Samsung overstepped the boundaries of marketing when they were caught paying students in Taiwan to go on message boards to bash HTC, and falsely report that HTC's phones were crashing. That's a big no-no, if you couldn't already tell.
Of course, companies have indirectly bashed their competition in different ways. Take Tim Cook's jab at Microsoft during the iPad Air announcement:
“Our competition is different: They’re confused. They chased after netbooks. Now they’re trying to make PCs into tablets and tablets into PCs. Who knows what they’ll do next? I can’t answer that question, but I can tell you that we’re focused.”

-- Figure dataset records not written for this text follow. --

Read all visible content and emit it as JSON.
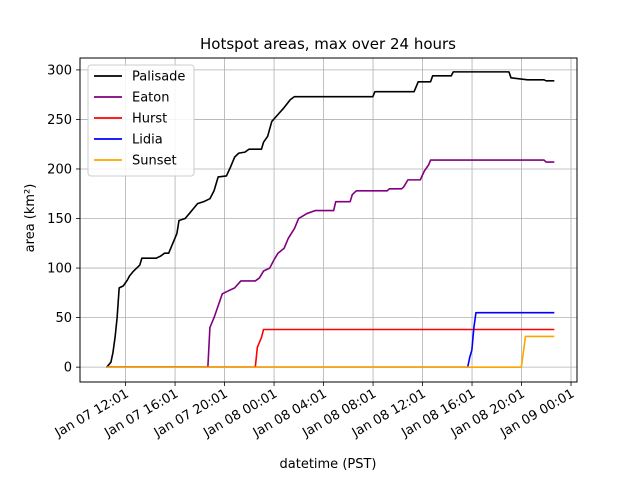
{
  "chart_data": {
    "type": "line",
    "title": "Hotspot areas, max over 24 hours",
    "xlabel": "datetime (PST)",
    "ylabel": "area (km²)",
    "grid": true,
    "legend_position": "top-left",
    "xlim": [
      "2025-01-07 08:20",
      "2025-01-09 00:30"
    ],
    "ylim": [
      -15,
      312
    ],
    "x_ticks": [
      {
        "t": "2025-01-07 12:01",
        "label": "Jan 07 12:01"
      },
      {
        "t": "2025-01-07 16:01",
        "label": "Jan 07 16:01"
      },
      {
        "t": "2025-01-07 20:01",
        "label": "Jan 07 20:01"
      },
      {
        "t": "2025-01-08 00:01",
        "label": "Jan 08 00:01"
      },
      {
        "t": "2025-01-08 04:01",
        "label": "Jan 08 04:01"
      },
      {
        "t": "2025-01-08 08:01",
        "label": "Jan 08 08:01"
      },
      {
        "t": "2025-01-08 12:01",
        "label": "Jan 08 12:01"
      },
      {
        "t": "2025-01-08 16:01",
        "label": "Jan 08 16:01"
      },
      {
        "t": "2025-01-08 20:01",
        "label": "Jan 08 20:01"
      },
      {
        "t": "2025-01-09 00:01",
        "label": "Jan 09 00:01"
      }
    ],
    "y_ticks": [
      0,
      50,
      100,
      150,
      200,
      250,
      300
    ],
    "series": [
      {
        "name": "Palisade",
        "color": "#000000",
        "points": [
          [
            "2025-01-07 10:30",
            0
          ],
          [
            "2025-01-07 10:50",
            5
          ],
          [
            "2025-01-07 11:00",
            15
          ],
          [
            "2025-01-07 11:10",
            30
          ],
          [
            "2025-01-07 11:20",
            50
          ],
          [
            "2025-01-07 11:30",
            80
          ],
          [
            "2025-01-07 11:50",
            82
          ],
          [
            "2025-01-07 12:10",
            88
          ],
          [
            "2025-01-07 12:20",
            92
          ],
          [
            "2025-01-07 12:40",
            97
          ],
          [
            "2025-01-07 13:10",
            103
          ],
          [
            "2025-01-07 13:20",
            110
          ],
          [
            "2025-01-07 14:30",
            110
          ],
          [
            "2025-01-07 14:50",
            112
          ],
          [
            "2025-01-07 15:10",
            115
          ],
          [
            "2025-01-07 15:30",
            115
          ],
          [
            "2025-01-07 15:50",
            125
          ],
          [
            "2025-01-07 16:10",
            135
          ],
          [
            "2025-01-07 16:20",
            148
          ],
          [
            "2025-01-07 16:50",
            150
          ],
          [
            "2025-01-07 17:10",
            155
          ],
          [
            "2025-01-07 17:30",
            160
          ],
          [
            "2025-01-07 17:50",
            165
          ],
          [
            "2025-01-07 18:20",
            167
          ],
          [
            "2025-01-07 18:50",
            170
          ],
          [
            "2025-01-07 19:10",
            178
          ],
          [
            "2025-01-07 19:30",
            192
          ],
          [
            "2025-01-07 20:10",
            193
          ],
          [
            "2025-01-07 20:30",
            202
          ],
          [
            "2025-01-07 20:50",
            212
          ],
          [
            "2025-01-07 21:10",
            216
          ],
          [
            "2025-01-07 21:40",
            217
          ],
          [
            "2025-01-07 22:00",
            220
          ],
          [
            "2025-01-07 23:00",
            220
          ],
          [
            "2025-01-07 23:10",
            227
          ],
          [
            "2025-01-07 23:30",
            233
          ],
          [
            "2025-01-07 23:50",
            248
          ],
          [
            "2025-01-08 00:20",
            255
          ],
          [
            "2025-01-08 00:50",
            262
          ],
          [
            "2025-01-08 01:20",
            270
          ],
          [
            "2025-01-08 01:40",
            273
          ],
          [
            "2025-01-08 08:00",
            273
          ],
          [
            "2025-01-08 08:10",
            278
          ],
          [
            "2025-01-08 11:20",
            278
          ],
          [
            "2025-01-08 11:40",
            288
          ],
          [
            "2025-01-08 12:40",
            288
          ],
          [
            "2025-01-08 12:50",
            294
          ],
          [
            "2025-01-08 14:20",
            294
          ],
          [
            "2025-01-08 14:30",
            298
          ],
          [
            "2025-01-08 19:00",
            298
          ],
          [
            "2025-01-08 19:10",
            292
          ],
          [
            "2025-01-08 20:30",
            290
          ],
          [
            "2025-01-08 21:50",
            290
          ],
          [
            "2025-01-08 22:00",
            289
          ],
          [
            "2025-01-08 22:40",
            289
          ]
        ]
      },
      {
        "name": "Eaton",
        "color": "#800080",
        "points": [
          [
            "2025-01-07 10:30",
            0
          ],
          [
            "2025-01-07 18:40",
            0
          ],
          [
            "2025-01-07 18:50",
            40
          ],
          [
            "2025-01-07 19:10",
            50
          ],
          [
            "2025-01-07 19:30",
            62
          ],
          [
            "2025-01-07 19:50",
            74
          ],
          [
            "2025-01-07 20:20",
            77
          ],
          [
            "2025-01-07 20:50",
            80
          ],
          [
            "2025-01-07 21:20",
            87
          ],
          [
            "2025-01-07 22:30",
            87
          ],
          [
            "2025-01-07 22:50",
            90
          ],
          [
            "2025-01-07 23:10",
            97
          ],
          [
            "2025-01-07 23:40",
            100
          ],
          [
            "2025-01-08 00:00",
            108
          ],
          [
            "2025-01-08 00:20",
            115
          ],
          [
            "2025-01-08 00:50",
            120
          ],
          [
            "2025-01-08 01:10",
            130
          ],
          [
            "2025-01-08 01:40",
            140
          ],
          [
            "2025-01-08 02:00",
            150
          ],
          [
            "2025-01-08 02:40",
            155
          ],
          [
            "2025-01-08 03:20",
            158
          ],
          [
            "2025-01-08 04:50",
            158
          ],
          [
            "2025-01-08 05:00",
            167
          ],
          [
            "2025-01-08 06:10",
            167
          ],
          [
            "2025-01-08 06:20",
            174
          ],
          [
            "2025-01-08 06:40",
            178
          ],
          [
            "2025-01-08 09:10",
            178
          ],
          [
            "2025-01-08 09:20",
            180
          ],
          [
            "2025-01-08 10:20",
            180
          ],
          [
            "2025-01-08 10:30",
            182
          ],
          [
            "2025-01-08 10:50",
            189
          ],
          [
            "2025-01-08 11:50",
            189
          ],
          [
            "2025-01-08 12:10",
            198
          ],
          [
            "2025-01-08 12:30",
            204
          ],
          [
            "2025-01-08 12:40",
            209
          ],
          [
            "2025-01-08 21:50",
            209
          ],
          [
            "2025-01-08 22:00",
            207
          ],
          [
            "2025-01-08 22:40",
            207
          ]
        ]
      },
      {
        "name": "Hurst",
        "color": "#ff0000",
        "points": [
          [
            "2025-01-07 10:30",
            0
          ],
          [
            "2025-01-07 22:30",
            0
          ],
          [
            "2025-01-07 22:40",
            20
          ],
          [
            "2025-01-07 22:50",
            25
          ],
          [
            "2025-01-07 23:00",
            30
          ],
          [
            "2025-01-07 23:10",
            38
          ],
          [
            "2025-01-08 22:40",
            38
          ]
        ]
      },
      {
        "name": "Lidia",
        "color": "#0000ff",
        "points": [
          [
            "2025-01-07 10:30",
            0
          ],
          [
            "2025-01-08 15:40",
            0
          ],
          [
            "2025-01-08 15:50",
            10
          ],
          [
            "2025-01-08 16:00",
            17
          ],
          [
            "2025-01-08 16:10",
            40
          ],
          [
            "2025-01-08 16:20",
            55
          ],
          [
            "2025-01-08 22:40",
            55
          ]
        ]
      },
      {
        "name": "Sunset",
        "color": "#ffa500",
        "points": [
          [
            "2025-01-07 10:30",
            0
          ],
          [
            "2025-01-08 20:00",
            0
          ],
          [
            "2025-01-08 20:10",
            15
          ],
          [
            "2025-01-08 20:20",
            31
          ],
          [
            "2025-01-08 22:40",
            31
          ]
        ]
      }
    ]
  }
}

Tim Cook just threw every one of his competitors under the bus with that line, but, as everyone who watched the announcement can attest to, it was apparent that Microsoft was back in Apple's crosshairs. Okay, so there's that. Yet, some companies choose to directly attack their competition. Take Samsung. Though Samsung's biggest competition is Apple, HTC is close to being next in line. So, when Taiwan's Fair Trade Commission responded to reports that Samsung had hired a large number of writers and employees to "highlight the shortcomings of competing products" on message forums, it wasn't a surprise that all of those products just happened to be from HTC. The hired employees, many of whom were students, wrote negative reviews about HTC products and reported that phones were crashing. Samsung admitted the allegations were true, and have now been slapped with the equivalent of a $340,000 fine.
Sadly, this fine won't make HTC's phones any better.